Trail Cameras can be a great help for those shots you can’t be there for.
This is a short brief on my techniques to spotting wildlife. While there are no photography tips in this post, a photographer could use these tips in finding their next subject. These tips with a little bit of luck should give you a successful outing next time you go out exploring. So grab your binoculars and a coat and get ready to spot those animals.
- Get Outside – The first thing to be a successful wildlife spotter is that you have to go where the wildlife is. Sometimes the hardest thing is grabbing your gear and getting off the couch. Once you are off the couch and walking in nature, you will already be in the environment for studying wildlife.
- Slow Down / Move Quietly– Our day to day lives are full of hustle. We all have places to go and things to do. How much stuff do you miss on a commute, only to notice it when someone else is driving. This same thing applies to nature-spotting. When you slow down, you can visually take in more of your environment, and things aren’t whizzing past in your periphery. Slowing down gives you a chance to scan. Slowing down also means you can think and move with stealth and intention. Practice walking quietly.
- Stop and Shut Up – Sometimes completely stopping and being quiet is what it takes to find what you are looking for. Becoming part of the environment and blending in may just make wildlife more comfortable in making themselves seen. This also lets you settle and listen to things around you. Are there birds chirping or did they get quiet? Looking for changes is a key to this technique.
- Get Up Early and Stay Up Late – Most animal activity is in the mornings and evenings. They like to wakeup and feed and go down to water sources first thing and last thing of the day. During the summer, animals avoid the heat like people. You would too if you had on a fur coat!
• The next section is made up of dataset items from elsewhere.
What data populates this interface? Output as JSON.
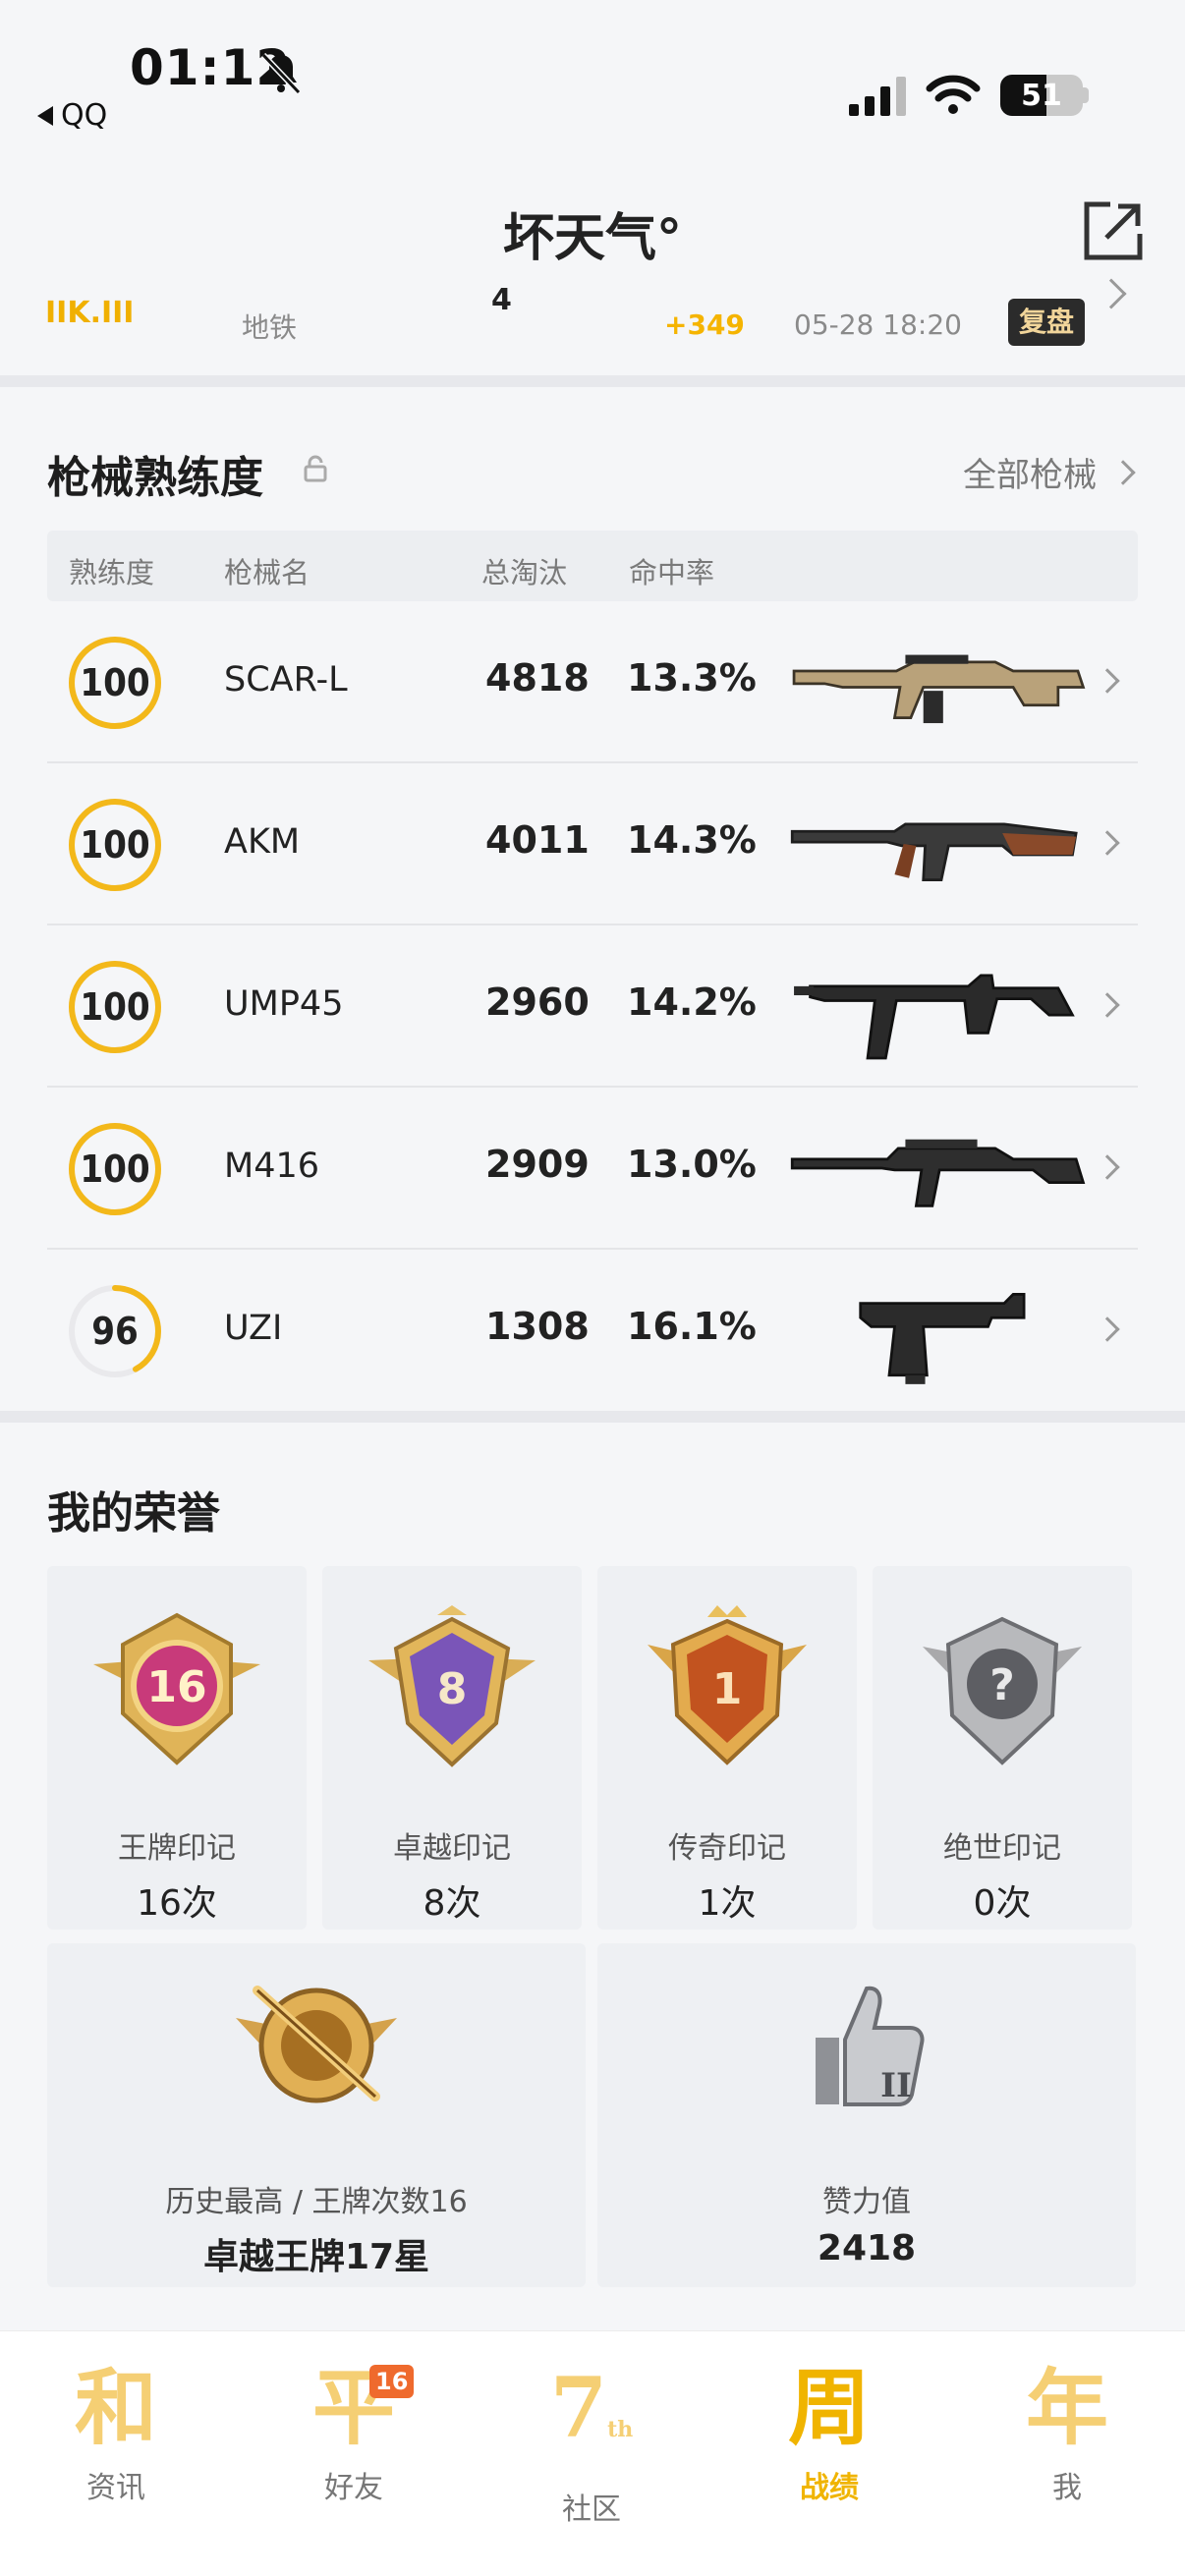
{
  "status_bar": {
    "time": "01:12",
    "back_app": "QQ",
    "battery": "51"
  },
  "header": {
    "title": "坏天气°"
  },
  "peek_row": {
    "logo_text": "IIK.III",
    "mode": "地铁",
    "number": "4",
    "score": "+349",
    "time": "05-28 18:20",
    "replay": "复盘"
  },
  "weapons": {
    "title": "枪械熟练度",
    "all_label": "全部枪械",
    "columns": [
      "熟练度",
      "枪械名",
      "总淘汰",
      "命中率"
    ],
    "rows": [
      {
        "level": "100",
        "progress": 1.0,
        "name": "SCAR-L",
        "kills": "4818",
        "accuracy": "13.3%",
        "icon": "scar-l-rifle-icon"
      },
      {
        "level": "100",
        "progress": 1.0,
        "name": "AKM",
        "kills": "4011",
        "accuracy": "14.3%",
        "icon": "akm-rifle-icon"
      },
      {
        "level": "100",
        "progress": 1.0,
        "name": "UMP45",
        "kills": "2960",
        "accuracy": "14.2%",
        "icon": "ump45-smg-icon"
      },
      {
        "level": "100",
        "progress": 1.0,
        "name": "M416",
        "kills": "2909",
        "accuracy": "13.0%",
        "icon": "m416-rifle-icon"
      },
      {
        "level": "96",
        "progress": 0.42,
        "name": "UZI",
        "kills": "1308",
        "accuracy": "16.1%",
        "icon": "uzi-smg-icon"
      }
    ]
  },
  "honors": {
    "title": "我的荣誉",
    "marks": [
      {
        "name": "王牌印记",
        "count": "16次",
        "badge_text": "16",
        "icon": "ace-mark-badge-icon"
      },
      {
        "name": "卓越印记",
        "count": "8次",
        "badge_text": "8",
        "icon": "excellent-mark-badge-icon"
      },
      {
        "name": "传奇印记",
        "count": "1次",
        "badge_text": "1",
        "icon": "legend-mark-badge-icon"
      },
      {
        "name": "绝世印记",
        "count": "0次",
        "badge_text": "?",
        "icon": "peerless-mark-badge-icon"
      }
    ],
    "best": {
      "label": "历史最高 / 王牌次数16",
      "value": "卓越王牌17星",
      "icon": "rank-emblem-icon"
    },
    "likes": {
      "label": "赞力值",
      "value": "2418",
      "icon": "thumbs-up-icon"
    }
  },
  "nav": {
    "items": [
      {
        "glyph": "和",
        "label": "资讯"
      },
      {
        "glyph": "平",
        "label": "好友",
        "badge": "16"
      },
      {
        "glyph": "7",
        "label": "社区",
        "sup": "th"
      },
      {
        "glyph": "周",
        "label": "战绩",
        "active": true
      },
      {
        "glyph": "年",
        "label": "我"
      }
    ]
  },
  "colors": {
    "accent": "#f5b400",
    "ring": "#f3b81a",
    "nav_glyph": "#f5cf74",
    "badge": "#ef6a2d"
  }
}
Be sure you are ready with the added equipment to help you navigate twilight-lit landscapes.
- Edge Zones – Edge zones are the areas where forests give way to meadows, or forests give way to shorelines. Roads could also be considered edge zones. ever notice deer grazing on the side only to turn back into the trees and hide as you pass. (ok, sometimes they run in front of your car and help you check the operating condition of our brakes and reflexes.) Wildlife likes to hangout in these areas because of the quick retreat into cover. These have often been successful spotting places for me when looking for bears.
- Know Your Subject – If you are looking for something specific, do your research. This is where skills in tracking and sign cutting can come into play. Tracking is a longer post blog, but starting early in the day or late at night gives the sun the right position for seeing tracks on road surfaces. Scat is also a helpful indication of what is around and how long ago it was around.
- Have the Tools – Camouflage cover can be a handy aid to have when it comes to hiding. just be sure it doesn’t flap in a breeze, otherwise being stealthy, still, and quiet could all be a wasted effort. Other things to have handy: binoculars or spotting scope, camera, reference material, water or thermos of a warm drink, warm clothes, insulated sit pad (Crazy Creek chairs are nice for this).
- Respect the Wildlife – Lastly, keep a safe distance from animals. Recent videos in Yellowstone show people harassing bison, or getting dangerously close to elk and nearly getting gored by antlers during the mating rut. Use common sense; have an escape plan and stay far enough away that you hopefully won’t need to implement the escape plan.